Praise goes to director Wes Ball for at least bringing some freshness to the young adult movie genre in The Maze Runner, taken of course from the novel with the same name. It is a movie where, taken as a whole, is probably better than even the most harshest of YA movie genre haters would have believed. Even with the problems, which manifest more as the runtime goes on.

Right from the jump, a short but attention-grabbing opening puts one right into the film’s world. Just like Thomas who is trying to piece together what exactly is going on, we too as the audience are doing the same. Everything is shrouded in mystery, with enough but not too much information given that does push along the story. The first 30 -45 minutes exist and deliver as a very hooking, Lord-of-the-Flies-ish setup.

It can be compared to The Hunger Games, sure, but without the battle royal aspect and an even darker (both literally and figuratively) tone. This extends itself to the action, or more like the running sequences. Though most are cloaked in darkness, they are shot well enough. If only what the characters go up against were cloaked in darkness for the whole film. They are the types of things that sound scarier when not shown in full, but look dumb when fully revealed.


Unfortunately, it is around the middle point of The Maze Runner where the mystery starts to become less intriguing, if only because a sizable chunk of it can be put together. That isn’t to say every detail in the mystery can be nailed, however. It is just that the general mystery as to why they are down in this situation can be nailed. Even with this mild predictability, the movie still carries intrigue, but the reveal found at the end damn near tears all of the positives of the initial start of the story down. It doesn’t help that everything is so serious, despite the movie not really bringing anything thematically to the table.

With yours truly’s thoughts on TMR coming much later than the actual release of the movie, I have heard of the ending being less than satisfactory, and it absolutely is. When the exposition begins, each line only serves to complicate matters, while setting up a sequel, and throwing in a farfetched character appearance that makes no sense whatsoever when only 10 minutes ago matters were bleak for the respective character. Perhaps the ending makes more sense in the book, but it doesn’t translate to the movie.

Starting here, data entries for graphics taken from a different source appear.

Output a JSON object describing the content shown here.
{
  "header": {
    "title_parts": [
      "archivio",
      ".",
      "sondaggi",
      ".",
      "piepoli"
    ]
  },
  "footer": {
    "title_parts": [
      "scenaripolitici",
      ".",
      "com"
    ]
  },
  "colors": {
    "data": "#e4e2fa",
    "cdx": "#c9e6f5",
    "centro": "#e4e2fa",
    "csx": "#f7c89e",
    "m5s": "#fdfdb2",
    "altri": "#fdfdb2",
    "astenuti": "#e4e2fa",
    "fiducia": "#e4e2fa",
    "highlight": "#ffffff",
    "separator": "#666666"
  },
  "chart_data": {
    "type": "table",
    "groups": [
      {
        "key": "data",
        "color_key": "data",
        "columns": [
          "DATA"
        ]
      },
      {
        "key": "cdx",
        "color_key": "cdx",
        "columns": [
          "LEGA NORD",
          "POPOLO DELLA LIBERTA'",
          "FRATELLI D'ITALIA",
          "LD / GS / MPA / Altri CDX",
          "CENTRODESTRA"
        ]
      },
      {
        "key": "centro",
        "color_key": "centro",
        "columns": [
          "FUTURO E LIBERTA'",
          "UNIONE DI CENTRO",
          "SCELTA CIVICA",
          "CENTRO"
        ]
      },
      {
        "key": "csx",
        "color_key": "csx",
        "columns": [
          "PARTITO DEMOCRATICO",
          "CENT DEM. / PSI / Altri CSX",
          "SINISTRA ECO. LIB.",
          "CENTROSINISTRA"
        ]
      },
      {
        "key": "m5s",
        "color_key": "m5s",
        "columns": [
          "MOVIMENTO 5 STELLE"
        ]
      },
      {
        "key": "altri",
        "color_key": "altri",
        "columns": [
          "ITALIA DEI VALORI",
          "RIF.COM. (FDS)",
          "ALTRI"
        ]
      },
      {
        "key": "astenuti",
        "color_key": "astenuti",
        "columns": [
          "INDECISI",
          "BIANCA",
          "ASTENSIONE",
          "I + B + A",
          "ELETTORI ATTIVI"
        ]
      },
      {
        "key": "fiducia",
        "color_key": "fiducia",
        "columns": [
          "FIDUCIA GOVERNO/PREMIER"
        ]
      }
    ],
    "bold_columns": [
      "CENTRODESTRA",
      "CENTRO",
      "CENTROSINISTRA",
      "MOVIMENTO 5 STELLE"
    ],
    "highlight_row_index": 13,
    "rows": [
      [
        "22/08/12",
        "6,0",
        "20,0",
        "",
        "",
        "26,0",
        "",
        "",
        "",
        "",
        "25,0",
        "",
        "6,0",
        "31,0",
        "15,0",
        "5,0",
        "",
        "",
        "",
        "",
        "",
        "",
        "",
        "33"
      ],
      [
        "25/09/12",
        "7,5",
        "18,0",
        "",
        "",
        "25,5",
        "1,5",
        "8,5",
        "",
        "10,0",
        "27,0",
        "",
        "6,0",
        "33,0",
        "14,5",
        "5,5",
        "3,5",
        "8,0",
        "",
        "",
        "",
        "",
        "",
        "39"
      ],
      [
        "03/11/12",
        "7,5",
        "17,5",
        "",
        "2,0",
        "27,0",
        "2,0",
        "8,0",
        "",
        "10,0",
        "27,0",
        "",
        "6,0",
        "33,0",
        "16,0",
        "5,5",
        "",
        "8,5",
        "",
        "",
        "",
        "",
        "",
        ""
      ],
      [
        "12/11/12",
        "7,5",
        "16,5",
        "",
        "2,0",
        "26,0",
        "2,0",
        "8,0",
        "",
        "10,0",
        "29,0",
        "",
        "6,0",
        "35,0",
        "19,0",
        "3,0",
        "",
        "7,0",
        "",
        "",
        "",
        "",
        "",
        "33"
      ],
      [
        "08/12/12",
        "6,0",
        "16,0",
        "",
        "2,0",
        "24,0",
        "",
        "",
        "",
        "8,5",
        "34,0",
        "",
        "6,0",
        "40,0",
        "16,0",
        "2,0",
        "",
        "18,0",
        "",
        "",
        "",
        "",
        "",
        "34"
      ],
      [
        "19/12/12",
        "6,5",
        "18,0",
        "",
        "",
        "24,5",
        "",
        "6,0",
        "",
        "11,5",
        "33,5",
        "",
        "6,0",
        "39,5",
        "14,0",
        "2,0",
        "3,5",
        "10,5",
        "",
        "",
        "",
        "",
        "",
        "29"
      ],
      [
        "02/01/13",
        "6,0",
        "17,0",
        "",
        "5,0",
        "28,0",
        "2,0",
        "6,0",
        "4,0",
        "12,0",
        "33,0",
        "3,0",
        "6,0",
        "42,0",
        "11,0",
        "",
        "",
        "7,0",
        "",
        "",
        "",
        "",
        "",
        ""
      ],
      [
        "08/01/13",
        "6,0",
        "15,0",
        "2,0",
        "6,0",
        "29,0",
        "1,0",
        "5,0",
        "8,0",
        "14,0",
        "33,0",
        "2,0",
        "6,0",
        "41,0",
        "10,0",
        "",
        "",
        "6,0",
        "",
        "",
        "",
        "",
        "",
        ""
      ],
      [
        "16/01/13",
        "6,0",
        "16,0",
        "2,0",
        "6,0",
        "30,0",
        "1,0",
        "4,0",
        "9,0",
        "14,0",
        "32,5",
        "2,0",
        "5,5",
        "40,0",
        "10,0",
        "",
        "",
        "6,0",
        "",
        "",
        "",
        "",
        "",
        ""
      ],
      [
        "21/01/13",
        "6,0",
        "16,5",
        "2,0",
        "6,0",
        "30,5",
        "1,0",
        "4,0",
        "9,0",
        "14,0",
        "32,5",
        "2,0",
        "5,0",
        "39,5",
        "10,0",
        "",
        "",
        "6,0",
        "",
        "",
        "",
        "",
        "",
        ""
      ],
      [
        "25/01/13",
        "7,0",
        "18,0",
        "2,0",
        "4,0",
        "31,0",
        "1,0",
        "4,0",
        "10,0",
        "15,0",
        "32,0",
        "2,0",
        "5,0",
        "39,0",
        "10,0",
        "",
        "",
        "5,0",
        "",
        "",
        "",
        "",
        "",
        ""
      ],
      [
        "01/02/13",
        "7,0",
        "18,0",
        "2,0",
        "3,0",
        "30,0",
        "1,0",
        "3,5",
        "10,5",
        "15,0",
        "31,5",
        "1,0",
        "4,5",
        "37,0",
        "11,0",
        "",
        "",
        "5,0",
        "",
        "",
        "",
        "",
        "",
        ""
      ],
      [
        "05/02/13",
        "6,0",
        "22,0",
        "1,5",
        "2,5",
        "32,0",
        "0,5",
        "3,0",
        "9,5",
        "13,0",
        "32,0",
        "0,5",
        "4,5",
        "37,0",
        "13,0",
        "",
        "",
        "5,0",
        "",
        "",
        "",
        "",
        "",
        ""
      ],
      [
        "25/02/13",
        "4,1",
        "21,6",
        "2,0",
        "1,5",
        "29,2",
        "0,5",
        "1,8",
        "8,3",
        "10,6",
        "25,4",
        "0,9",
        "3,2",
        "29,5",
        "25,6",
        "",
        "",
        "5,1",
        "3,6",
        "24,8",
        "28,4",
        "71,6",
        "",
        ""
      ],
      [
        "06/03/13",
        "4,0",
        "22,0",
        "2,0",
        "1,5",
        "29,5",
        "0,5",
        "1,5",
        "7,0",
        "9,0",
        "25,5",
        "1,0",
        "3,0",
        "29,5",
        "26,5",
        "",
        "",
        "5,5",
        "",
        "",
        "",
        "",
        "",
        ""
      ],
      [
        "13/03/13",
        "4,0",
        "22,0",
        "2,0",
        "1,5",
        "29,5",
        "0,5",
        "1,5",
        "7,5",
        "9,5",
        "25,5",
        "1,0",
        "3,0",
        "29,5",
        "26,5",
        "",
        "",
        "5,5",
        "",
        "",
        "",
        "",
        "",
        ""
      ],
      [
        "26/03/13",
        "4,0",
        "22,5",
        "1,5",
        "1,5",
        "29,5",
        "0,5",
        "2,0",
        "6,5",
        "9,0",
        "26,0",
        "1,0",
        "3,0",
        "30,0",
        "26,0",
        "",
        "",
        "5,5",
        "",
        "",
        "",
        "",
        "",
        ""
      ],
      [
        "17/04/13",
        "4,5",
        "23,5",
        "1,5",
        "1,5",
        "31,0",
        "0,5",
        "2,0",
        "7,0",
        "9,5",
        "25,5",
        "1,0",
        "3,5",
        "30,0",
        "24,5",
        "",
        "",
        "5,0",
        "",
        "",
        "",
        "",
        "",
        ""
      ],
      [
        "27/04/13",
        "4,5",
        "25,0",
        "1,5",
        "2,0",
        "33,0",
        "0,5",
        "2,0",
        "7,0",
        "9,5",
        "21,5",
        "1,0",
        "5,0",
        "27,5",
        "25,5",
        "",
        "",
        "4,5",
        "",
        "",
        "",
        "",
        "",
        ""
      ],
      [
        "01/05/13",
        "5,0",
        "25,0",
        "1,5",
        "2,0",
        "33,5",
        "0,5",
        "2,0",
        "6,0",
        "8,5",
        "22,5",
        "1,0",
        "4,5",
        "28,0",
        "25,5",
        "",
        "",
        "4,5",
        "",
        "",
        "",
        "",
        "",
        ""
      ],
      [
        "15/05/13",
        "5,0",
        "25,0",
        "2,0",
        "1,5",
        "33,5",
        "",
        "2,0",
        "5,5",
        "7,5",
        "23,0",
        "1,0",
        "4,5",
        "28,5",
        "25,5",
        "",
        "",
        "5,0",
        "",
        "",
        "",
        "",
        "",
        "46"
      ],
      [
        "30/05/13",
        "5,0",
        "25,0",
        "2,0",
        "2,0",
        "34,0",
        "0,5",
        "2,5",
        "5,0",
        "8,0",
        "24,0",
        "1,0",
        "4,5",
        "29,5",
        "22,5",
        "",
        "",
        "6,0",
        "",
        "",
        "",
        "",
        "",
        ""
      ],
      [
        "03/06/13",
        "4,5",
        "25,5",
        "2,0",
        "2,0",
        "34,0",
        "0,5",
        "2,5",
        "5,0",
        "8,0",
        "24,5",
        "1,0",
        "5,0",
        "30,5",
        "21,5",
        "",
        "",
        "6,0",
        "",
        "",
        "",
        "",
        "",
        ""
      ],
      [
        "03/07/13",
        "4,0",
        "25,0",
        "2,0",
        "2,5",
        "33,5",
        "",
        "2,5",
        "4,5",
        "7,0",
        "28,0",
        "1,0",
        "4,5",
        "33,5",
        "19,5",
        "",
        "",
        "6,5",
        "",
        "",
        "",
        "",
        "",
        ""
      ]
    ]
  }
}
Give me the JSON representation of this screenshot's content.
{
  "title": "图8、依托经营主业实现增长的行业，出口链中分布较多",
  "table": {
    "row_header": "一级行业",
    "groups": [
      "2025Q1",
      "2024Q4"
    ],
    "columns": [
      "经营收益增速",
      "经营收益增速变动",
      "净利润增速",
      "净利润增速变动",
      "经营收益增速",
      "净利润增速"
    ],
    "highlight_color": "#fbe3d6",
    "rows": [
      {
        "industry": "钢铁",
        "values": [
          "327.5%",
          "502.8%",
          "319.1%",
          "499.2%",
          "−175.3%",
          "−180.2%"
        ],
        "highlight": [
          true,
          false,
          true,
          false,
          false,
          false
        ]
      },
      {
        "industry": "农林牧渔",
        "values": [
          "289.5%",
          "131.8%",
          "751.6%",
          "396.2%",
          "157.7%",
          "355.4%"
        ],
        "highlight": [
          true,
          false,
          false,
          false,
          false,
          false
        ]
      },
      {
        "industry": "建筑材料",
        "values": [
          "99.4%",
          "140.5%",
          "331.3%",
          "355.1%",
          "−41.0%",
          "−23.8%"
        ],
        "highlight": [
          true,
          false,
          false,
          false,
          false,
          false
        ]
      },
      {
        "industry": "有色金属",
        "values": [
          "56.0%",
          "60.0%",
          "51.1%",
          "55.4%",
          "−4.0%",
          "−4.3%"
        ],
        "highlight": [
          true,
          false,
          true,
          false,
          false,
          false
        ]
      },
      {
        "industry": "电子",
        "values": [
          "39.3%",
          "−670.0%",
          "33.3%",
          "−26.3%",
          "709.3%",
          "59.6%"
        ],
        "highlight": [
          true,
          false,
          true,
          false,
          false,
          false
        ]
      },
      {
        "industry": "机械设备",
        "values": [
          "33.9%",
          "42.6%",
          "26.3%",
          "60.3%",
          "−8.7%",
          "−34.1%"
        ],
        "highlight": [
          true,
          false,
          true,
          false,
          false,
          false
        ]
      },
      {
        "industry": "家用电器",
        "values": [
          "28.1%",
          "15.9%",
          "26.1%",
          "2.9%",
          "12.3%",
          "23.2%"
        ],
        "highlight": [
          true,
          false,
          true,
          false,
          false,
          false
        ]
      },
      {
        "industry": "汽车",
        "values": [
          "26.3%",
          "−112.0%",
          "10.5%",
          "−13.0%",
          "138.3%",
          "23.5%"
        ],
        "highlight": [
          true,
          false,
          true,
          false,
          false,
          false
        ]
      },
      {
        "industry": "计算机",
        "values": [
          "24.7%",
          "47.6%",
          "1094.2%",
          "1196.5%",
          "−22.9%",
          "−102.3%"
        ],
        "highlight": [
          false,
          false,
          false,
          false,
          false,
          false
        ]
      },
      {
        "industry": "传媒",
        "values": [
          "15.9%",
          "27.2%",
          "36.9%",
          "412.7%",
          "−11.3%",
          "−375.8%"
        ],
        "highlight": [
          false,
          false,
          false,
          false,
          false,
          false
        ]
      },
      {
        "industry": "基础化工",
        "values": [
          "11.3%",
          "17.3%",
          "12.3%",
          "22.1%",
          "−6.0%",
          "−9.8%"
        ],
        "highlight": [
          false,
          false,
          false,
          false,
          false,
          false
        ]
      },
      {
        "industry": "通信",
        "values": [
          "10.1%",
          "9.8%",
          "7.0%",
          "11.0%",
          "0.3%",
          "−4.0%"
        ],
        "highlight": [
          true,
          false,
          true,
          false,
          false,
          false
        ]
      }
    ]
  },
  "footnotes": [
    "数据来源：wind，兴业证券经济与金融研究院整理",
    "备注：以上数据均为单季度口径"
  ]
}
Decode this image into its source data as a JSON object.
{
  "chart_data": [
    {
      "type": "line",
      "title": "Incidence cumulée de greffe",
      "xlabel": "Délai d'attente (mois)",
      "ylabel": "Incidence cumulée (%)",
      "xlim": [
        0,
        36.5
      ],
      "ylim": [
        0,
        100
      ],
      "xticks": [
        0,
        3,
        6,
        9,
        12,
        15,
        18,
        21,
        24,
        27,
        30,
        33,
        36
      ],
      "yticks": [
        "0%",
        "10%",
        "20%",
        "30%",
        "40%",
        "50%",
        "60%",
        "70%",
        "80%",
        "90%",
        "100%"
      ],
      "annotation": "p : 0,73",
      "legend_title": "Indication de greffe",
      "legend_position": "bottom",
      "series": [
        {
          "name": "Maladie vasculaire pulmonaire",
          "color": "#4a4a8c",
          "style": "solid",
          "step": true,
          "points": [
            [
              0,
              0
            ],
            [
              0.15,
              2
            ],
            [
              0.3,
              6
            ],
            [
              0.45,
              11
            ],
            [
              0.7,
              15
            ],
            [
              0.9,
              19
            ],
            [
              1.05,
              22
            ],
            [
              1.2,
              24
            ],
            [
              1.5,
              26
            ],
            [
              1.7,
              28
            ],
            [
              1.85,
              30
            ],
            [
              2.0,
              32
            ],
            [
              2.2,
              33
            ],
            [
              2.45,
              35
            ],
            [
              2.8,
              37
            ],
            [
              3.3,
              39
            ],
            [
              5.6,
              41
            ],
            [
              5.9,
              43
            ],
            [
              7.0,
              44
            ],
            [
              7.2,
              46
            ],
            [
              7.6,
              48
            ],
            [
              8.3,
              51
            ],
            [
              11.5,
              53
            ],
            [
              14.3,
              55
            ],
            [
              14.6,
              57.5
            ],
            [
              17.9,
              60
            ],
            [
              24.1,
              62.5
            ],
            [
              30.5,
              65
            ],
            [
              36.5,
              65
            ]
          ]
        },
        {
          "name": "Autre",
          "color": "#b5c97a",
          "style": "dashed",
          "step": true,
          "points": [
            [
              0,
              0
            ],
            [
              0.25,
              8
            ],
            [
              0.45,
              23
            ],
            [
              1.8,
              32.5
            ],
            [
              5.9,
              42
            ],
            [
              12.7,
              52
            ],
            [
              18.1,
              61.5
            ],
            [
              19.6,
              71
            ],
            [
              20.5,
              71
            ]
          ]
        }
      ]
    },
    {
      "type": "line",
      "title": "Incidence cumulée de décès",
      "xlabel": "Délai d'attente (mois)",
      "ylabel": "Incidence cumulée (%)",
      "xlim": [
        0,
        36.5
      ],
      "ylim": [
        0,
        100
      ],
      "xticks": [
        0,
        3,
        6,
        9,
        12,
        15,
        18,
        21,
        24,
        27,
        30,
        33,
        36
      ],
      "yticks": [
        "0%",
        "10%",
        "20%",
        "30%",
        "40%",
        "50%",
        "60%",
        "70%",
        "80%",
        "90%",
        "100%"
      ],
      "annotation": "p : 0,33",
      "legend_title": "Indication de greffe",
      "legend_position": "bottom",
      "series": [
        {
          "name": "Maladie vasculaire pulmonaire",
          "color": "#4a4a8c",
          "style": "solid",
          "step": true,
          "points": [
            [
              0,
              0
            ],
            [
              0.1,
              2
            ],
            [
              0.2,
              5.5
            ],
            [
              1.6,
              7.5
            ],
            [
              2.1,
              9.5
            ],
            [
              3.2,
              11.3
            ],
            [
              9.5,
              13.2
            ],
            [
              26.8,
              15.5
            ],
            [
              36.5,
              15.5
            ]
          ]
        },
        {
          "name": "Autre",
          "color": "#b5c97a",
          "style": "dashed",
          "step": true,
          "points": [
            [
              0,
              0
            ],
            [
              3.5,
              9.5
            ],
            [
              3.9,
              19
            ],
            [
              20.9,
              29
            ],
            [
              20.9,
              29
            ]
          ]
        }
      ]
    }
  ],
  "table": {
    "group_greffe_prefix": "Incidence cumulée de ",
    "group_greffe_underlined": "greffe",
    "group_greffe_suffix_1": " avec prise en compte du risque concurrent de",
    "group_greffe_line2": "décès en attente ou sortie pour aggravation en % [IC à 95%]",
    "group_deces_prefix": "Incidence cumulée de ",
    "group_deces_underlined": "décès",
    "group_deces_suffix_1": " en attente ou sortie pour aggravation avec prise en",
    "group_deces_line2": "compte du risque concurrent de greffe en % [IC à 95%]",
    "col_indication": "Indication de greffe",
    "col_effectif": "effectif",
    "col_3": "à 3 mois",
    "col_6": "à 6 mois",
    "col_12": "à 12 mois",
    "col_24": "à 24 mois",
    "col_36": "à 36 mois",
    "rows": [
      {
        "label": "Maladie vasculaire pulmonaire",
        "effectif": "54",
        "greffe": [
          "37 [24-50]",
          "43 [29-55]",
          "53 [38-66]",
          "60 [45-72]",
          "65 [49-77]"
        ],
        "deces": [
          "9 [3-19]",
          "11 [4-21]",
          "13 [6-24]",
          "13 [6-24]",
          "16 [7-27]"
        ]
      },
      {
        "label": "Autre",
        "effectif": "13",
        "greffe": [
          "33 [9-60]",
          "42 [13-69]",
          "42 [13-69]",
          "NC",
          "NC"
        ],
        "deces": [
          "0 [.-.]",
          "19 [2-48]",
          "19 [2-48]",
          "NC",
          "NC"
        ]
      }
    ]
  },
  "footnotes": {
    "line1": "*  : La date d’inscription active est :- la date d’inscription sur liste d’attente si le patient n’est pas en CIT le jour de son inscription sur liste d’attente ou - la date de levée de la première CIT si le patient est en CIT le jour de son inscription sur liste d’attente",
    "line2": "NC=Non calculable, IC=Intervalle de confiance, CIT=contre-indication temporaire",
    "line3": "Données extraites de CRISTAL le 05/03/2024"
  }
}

Thankfully, the bad ending does not mar the generally good acting turned in by the cast. Nothing is really found out about their characters to flesh them out, but their actual thespian work is better than what is often found in the genre. Dylan O’Brien initially looks like the general handsome guy that all of these films seem to have, but he gets chances to prove he isn’t just a handsome face as Thomas. His opposition is Will Poulter, who is the strongest performance-wise in the movie as “Gally,” representing a young man trying to keep order in the wake of the curiosity and change Thomas brings in.

Some of the others, while sort of interchangeable, are fine, with a kid by the name of Blake Cooper sticking out (for good) because he is so different aesthetically from the rest and has a real emotional core that other characters do not have. The only real weak link is Kaya Scodelario, who comes in midway and doesn’t add anything to the plot except being lifeless with a fading American (?) accent.


With a strong start and a surprisingly good cast, The Maze Runner is a more entertaining watch than most it shares similarities with. The aforementioned problems prevent it from being a very good film instead of one that is just good for its genre, but the fact that it isn’t Twilight or Vampire Academy is a plus.